In January 2015, the Swiss Federal Communications Office (Bakom) invited for a public tender offer for the analysis of Swiss National Television's online offer. Whilst the University of Zurich and Publicom AG, a private consultancy in Zürich, had each lodged an offer, Bakom granted the University of Zurich the analysis project as it had allegedly offered better terms and conditions. Publicom AG filed a complaint with the Swiss Federal Administrative Court (SFAC) and argued that the university's offer was was based on an non-acceptable cross-subsidisation by taxpayers. SFAC approved the complaint and rejected the matter back to the Bakom in 2016, which has now to examine anew whether the University of Zurich must be excluded from the public tender procedure because of alleged distorted competition.
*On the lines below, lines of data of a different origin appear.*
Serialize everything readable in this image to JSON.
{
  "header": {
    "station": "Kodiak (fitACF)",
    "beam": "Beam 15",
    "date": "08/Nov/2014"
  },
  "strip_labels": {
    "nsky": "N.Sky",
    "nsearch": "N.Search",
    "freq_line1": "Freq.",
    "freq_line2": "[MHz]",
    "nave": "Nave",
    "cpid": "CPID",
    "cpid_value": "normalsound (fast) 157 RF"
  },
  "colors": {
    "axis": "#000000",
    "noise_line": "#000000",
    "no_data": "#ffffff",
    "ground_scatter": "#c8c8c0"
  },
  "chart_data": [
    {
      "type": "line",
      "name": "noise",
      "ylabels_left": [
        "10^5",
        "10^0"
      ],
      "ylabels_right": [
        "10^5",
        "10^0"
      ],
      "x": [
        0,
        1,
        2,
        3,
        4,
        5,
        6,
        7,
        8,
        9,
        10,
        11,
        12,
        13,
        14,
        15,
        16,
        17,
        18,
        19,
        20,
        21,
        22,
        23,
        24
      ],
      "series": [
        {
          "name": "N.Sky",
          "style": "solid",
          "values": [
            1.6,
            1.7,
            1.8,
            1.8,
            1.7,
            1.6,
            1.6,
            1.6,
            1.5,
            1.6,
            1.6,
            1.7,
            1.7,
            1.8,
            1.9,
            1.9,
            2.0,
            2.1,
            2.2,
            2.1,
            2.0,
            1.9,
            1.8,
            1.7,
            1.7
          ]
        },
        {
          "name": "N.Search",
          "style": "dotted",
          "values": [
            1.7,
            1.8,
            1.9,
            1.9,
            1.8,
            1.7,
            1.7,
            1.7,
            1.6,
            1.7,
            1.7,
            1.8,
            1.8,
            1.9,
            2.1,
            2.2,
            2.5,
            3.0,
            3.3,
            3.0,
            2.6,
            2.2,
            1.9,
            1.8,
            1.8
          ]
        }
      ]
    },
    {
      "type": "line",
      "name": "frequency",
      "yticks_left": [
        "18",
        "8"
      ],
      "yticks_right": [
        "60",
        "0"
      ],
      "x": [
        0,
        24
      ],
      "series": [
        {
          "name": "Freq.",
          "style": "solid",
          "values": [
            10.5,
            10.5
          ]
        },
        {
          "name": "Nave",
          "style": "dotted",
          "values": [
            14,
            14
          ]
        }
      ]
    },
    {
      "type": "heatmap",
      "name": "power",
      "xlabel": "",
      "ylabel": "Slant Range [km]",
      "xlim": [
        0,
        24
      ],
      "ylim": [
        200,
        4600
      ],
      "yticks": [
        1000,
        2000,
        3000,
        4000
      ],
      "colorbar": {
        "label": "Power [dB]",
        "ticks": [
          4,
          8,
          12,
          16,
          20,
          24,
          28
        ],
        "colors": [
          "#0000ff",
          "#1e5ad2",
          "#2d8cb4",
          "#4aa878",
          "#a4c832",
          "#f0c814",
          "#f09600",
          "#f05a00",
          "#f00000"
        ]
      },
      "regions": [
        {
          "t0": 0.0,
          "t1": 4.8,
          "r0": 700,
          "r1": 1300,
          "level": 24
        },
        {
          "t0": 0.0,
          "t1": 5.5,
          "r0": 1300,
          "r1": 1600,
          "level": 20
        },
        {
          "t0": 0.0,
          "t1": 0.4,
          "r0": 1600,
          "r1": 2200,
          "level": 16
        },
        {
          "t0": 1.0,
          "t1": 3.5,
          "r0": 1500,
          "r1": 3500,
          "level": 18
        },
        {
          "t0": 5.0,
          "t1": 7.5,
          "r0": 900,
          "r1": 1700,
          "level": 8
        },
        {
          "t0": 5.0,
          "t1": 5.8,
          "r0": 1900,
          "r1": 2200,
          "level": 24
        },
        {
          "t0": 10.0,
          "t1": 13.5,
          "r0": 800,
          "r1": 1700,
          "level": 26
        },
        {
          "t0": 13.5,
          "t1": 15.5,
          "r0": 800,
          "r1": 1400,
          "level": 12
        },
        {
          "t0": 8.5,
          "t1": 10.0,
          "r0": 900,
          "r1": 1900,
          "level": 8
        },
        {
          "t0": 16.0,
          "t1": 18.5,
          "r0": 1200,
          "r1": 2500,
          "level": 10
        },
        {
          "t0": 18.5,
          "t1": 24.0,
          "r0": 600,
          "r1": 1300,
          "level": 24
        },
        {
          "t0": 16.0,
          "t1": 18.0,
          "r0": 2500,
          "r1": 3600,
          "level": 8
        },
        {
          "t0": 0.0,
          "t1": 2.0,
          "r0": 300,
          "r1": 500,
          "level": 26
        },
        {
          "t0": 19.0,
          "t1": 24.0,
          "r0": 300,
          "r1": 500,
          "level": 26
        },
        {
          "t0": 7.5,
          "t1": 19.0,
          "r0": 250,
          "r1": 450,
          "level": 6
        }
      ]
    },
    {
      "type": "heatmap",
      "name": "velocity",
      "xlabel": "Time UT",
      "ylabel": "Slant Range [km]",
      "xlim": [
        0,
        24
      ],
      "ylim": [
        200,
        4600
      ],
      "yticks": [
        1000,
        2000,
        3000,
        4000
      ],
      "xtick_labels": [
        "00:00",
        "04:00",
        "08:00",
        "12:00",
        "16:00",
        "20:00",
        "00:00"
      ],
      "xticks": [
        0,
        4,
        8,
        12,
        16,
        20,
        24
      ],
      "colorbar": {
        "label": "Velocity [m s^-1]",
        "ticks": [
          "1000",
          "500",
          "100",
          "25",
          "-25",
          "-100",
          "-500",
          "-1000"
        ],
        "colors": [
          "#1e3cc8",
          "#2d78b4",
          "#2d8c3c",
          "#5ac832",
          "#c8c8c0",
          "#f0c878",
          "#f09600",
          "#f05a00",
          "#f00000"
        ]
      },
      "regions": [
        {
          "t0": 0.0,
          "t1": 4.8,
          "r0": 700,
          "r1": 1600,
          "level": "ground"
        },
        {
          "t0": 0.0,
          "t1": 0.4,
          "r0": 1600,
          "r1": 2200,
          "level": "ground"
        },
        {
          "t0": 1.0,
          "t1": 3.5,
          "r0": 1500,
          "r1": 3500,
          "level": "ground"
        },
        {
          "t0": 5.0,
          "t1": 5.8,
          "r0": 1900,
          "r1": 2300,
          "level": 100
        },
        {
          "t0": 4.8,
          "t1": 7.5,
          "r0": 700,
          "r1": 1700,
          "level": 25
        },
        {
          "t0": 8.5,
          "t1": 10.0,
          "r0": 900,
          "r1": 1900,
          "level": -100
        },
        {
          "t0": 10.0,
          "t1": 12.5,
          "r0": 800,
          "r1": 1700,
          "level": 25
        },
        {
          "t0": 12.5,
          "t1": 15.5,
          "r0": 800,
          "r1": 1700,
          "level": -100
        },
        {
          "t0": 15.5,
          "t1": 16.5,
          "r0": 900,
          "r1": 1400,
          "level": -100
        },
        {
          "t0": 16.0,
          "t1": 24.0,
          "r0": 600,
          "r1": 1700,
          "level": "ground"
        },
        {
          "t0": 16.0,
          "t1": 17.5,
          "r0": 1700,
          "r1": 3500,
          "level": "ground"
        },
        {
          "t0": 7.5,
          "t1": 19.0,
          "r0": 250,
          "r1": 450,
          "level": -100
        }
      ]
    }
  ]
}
"The Swiss Federal Supreme Court found sufficient evidence that the university's offer was based on cross-subsidisation, since the costs for its project manager were not included in the offer price."

The Swiss Federal Supreme Court shared SFAC's view in these days and rejected an appeal by the Federal Department of Environment, Transport, Energy and Communications (Uvek) against the decision rendered by SFAC, saying that any state supplier must comply with the constitutional principle of fair competition. This is the result of an interpretation of the Federal Law on Public Procurement, says the Swiss Federal Supreme Court, and thus contradicts Uvek's view that the law in question does not address this topic explicity. According to the Swiss Federal Supreme Court, an infringement of competition neutrality may be given if the offer of the state-owned supplier is based on a non-permitted cross-subsidization.

"Any state supplier must comply with the constitutional principle of fair competition."

In the specific case, the Swiss Federal Supreme Court found sufficient evidence that the University of Zurich's offer was based on cross-subsidisation, since the costs for the university project manager were not included in the offer price. Bakom will now have to do its homework, examine the university's offer again and, depending on the outcome of the review, must award the public contract to a competitor.

The decision of Switzerland's highest court will impact public tender procedures of Bakom and other public procurement agencies as the Swiss Federal Supreme Court announced to look more closely at state providers in the future if there were concrete concerns about competition neutrality. In other words, public procurement authorities will require governmental suppliers to give concrete evidence that there was no unacceptable cross-subsidization. If an infringement competition neutrality has been established, the public procurement authority has only limited discretion in not excluding the state supplier from the public procurement proceedings according to the Swiss Federal Supreme Court.